Each node x is split into two nodes, x- and x+. For a node x with capacity c, an edge is added from x- to x+ with capacity c - 1. For each edge from s to t in the original graph, we add an infinite capacity edge from s+ to t- in the new graph. Finally, from each node x, we add a unit capacity edge from x- to the supersink node.
This conversion is shown graphically below:
Computation of network flow
At this point, computation of the network flow is fairly straightforward, using a standard algorithm to compute a maximum flow from the seed to the supersink, subject to the capacity constraints placed on the edges.
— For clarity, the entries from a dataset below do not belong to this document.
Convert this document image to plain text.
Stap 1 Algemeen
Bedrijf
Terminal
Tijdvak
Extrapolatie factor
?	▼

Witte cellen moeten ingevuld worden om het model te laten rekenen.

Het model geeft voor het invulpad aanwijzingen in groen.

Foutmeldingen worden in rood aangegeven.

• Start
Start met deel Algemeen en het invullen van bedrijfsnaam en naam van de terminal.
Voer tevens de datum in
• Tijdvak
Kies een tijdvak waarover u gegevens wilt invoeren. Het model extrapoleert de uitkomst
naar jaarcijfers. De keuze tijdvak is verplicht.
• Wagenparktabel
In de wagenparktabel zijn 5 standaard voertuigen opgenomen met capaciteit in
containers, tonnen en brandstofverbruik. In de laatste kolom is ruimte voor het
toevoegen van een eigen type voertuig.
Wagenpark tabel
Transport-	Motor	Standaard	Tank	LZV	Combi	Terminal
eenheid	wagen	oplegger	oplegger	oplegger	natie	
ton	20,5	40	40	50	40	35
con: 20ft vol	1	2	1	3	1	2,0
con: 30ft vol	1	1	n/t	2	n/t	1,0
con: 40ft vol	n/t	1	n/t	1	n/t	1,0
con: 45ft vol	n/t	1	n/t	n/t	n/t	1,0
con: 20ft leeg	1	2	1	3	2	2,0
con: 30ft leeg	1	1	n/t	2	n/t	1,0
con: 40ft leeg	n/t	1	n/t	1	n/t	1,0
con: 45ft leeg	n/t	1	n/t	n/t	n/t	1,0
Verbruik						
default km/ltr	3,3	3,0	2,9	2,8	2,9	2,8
An additional constraint is placed on the result: if there is flow on the x- to x+ edge, there must also be flow on the x- to supersink edge.
Happily, when using the standard Ford-Fulkerson algorithm (repeatedly finding an augmenting path through the residual graph until no such path exists), this constraint is easily satisfied: simply use the heuristic of always choosing the shortest augmenting path. The fact that this heuristic satisfies the constraint also proves that the maximum flow satisfying the additional constraint is equal to the maximum flow.
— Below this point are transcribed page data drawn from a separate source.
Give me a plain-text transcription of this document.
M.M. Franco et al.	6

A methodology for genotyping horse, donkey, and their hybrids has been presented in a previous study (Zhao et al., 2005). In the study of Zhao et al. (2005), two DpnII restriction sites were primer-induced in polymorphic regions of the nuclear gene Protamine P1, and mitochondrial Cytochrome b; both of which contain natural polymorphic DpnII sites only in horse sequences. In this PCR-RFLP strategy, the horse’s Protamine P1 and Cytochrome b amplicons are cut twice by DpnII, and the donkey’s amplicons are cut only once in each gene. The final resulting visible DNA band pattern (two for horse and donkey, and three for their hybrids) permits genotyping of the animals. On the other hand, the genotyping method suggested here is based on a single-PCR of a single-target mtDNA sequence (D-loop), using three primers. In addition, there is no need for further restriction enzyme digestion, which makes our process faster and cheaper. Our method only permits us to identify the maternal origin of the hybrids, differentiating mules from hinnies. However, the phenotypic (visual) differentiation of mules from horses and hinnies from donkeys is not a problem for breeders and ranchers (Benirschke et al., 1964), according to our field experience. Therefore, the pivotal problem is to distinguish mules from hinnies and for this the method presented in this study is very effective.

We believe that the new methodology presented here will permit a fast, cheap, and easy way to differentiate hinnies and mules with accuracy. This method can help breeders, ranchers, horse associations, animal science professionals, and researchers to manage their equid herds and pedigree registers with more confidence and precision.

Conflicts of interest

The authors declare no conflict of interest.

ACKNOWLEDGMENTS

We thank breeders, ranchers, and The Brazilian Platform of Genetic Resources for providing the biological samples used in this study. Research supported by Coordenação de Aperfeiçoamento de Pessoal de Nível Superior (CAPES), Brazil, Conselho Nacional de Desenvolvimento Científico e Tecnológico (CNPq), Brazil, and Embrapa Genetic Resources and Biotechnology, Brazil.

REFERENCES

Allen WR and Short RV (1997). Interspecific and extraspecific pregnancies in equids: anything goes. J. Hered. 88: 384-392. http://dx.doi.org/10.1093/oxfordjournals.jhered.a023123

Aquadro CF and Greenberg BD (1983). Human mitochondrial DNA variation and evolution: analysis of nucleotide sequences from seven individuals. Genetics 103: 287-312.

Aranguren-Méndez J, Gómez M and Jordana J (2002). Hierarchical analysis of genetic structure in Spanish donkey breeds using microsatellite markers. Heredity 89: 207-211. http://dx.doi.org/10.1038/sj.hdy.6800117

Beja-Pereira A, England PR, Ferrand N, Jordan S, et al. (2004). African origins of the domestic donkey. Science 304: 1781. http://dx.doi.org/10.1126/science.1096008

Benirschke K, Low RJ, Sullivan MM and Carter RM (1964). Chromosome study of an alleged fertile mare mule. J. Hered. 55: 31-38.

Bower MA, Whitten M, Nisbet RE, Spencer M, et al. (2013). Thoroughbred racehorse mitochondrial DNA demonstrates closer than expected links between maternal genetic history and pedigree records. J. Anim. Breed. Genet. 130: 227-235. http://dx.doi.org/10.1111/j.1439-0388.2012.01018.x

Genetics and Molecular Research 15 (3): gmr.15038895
An example of such a flow is shown below:
Security proof
To set up the security proof, we need a model of the attack. Here, we present a simple one.
The nodes are split into three categories: good, confused, and bad. The bad nodes are under the attackers control. The confused nodes themselves represent valid accounts, but may contain certificates to the bad nodes. The good nodes are both valid accounts and have certificates only for other good nodes and confused nodes. This partition is shown graphically below:
In addition, we represent the capacity of node x as cx. We are now ready to prove the following theorem:
Theorem 1
The number of bad servers chosen by the above metric is bounded by the sum of (cx - 1) over each of the confused servers x.
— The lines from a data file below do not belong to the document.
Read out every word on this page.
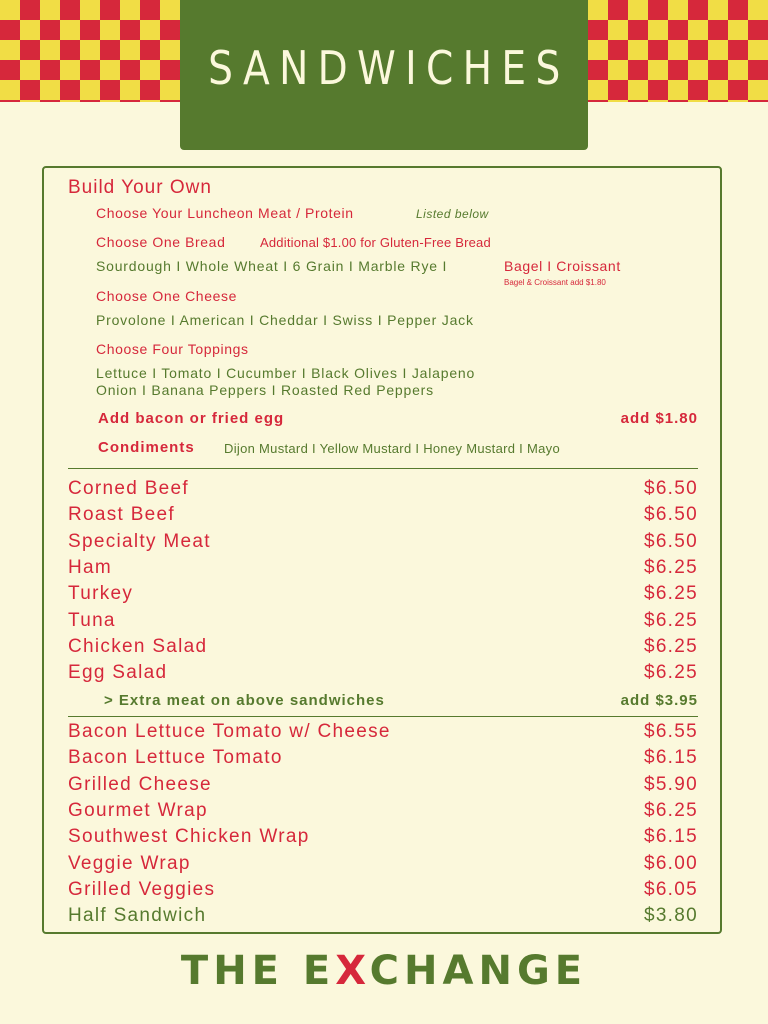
SANDWICHES
Build Your Own
Choose Your Luncheon Meat / Protein	Listed below
Choose One Bread	Additional $1.00 for Gluten-Free Bread
Sourdough I Whole Wheat I 6 Grain I Marble Rye I	Bagel I Croissant
Bagel & Croissant add $1.80
Choose One Cheese
Provolone I American I Cheddar I Swiss I Pepper Jack
Choose Four Toppings
Lettuce I Tomato I Cucumber I Black Olives I Jalapeno
Onion I Banana Peppers I Roasted Red Peppers
Add bacon or fried egg	add $1.80
Condiments Dijon Mustard I Yellow Mustard I Honey Mustard I Mayo
Corned Beef	$6.50
Roast Beef	$6.50
Specialty Meat	$6.50
Ham	$6.25
Turkey	$6.25
Tuna	$6.25
Chicken Salad	$6.25
Egg Salad	$6.25
> Extra meat on above sandwiches	add $3.95
Bacon Lettuce Tomato w/ Cheese	$6.55
Bacon Lettuce Tomato	$6.15
Grilled Cheese	$5.90
Gourmet Wrap	$6.25
Southwest Chicken Wrap	$6.15
Veggie Wrap	$6.00
Grilled Veggies	$6.05
Half Sandwich	$3.80
THE EXCHANGE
Proof outline. Consider the cut that includes all edges from good or confused nodes to the supersink, and all edges from confused nodes to bad nodes. This is clearly a cut because there are no direct edges from good to bad nodes.
The total flow across this cut is equal to the total number of nodes chosen. Thus, the number of bad nodes chosen is equal to the total flow minus the number of good and confused nodes chosen. It follows that the flow from confused to bad nodes is equal to the number of bad nodes chosen.
The flow from a confused node x to bad nodes cannot exceed cx - 1, as the total flow into x is bounded by cx and the above-mentioned constraint requires that there be unit flow from x- to the supersink if there is any flow at all. The constraint also ensures that the flow from non-chosen confused nodes is zero. Thus, the total number of bad nodes chosen is bounded by the sum of (cx - 1) over each of the confused servers x. QED.
Note that the number of bad servers accepted depends only on the number of confused servers, not on the number of bad servers. Thus, spam attacks are frustrated.
Conclusion
The trust metric used in Advogato has a property not known in any previous trust metric: resistance to catastrophic failure in the face of a sufficiently massive attack. Instead, the number of bad nodes accepted scales linearly, and with a fairly small constant, with the number of certificates from valid accounts to bogus ones. It is also easy to compute efficiently and fairly simple to understand. As such, it should find applications in security infrastructures, as well as defining online communities, reliably excluding spammers, trolls, and other common annoyances.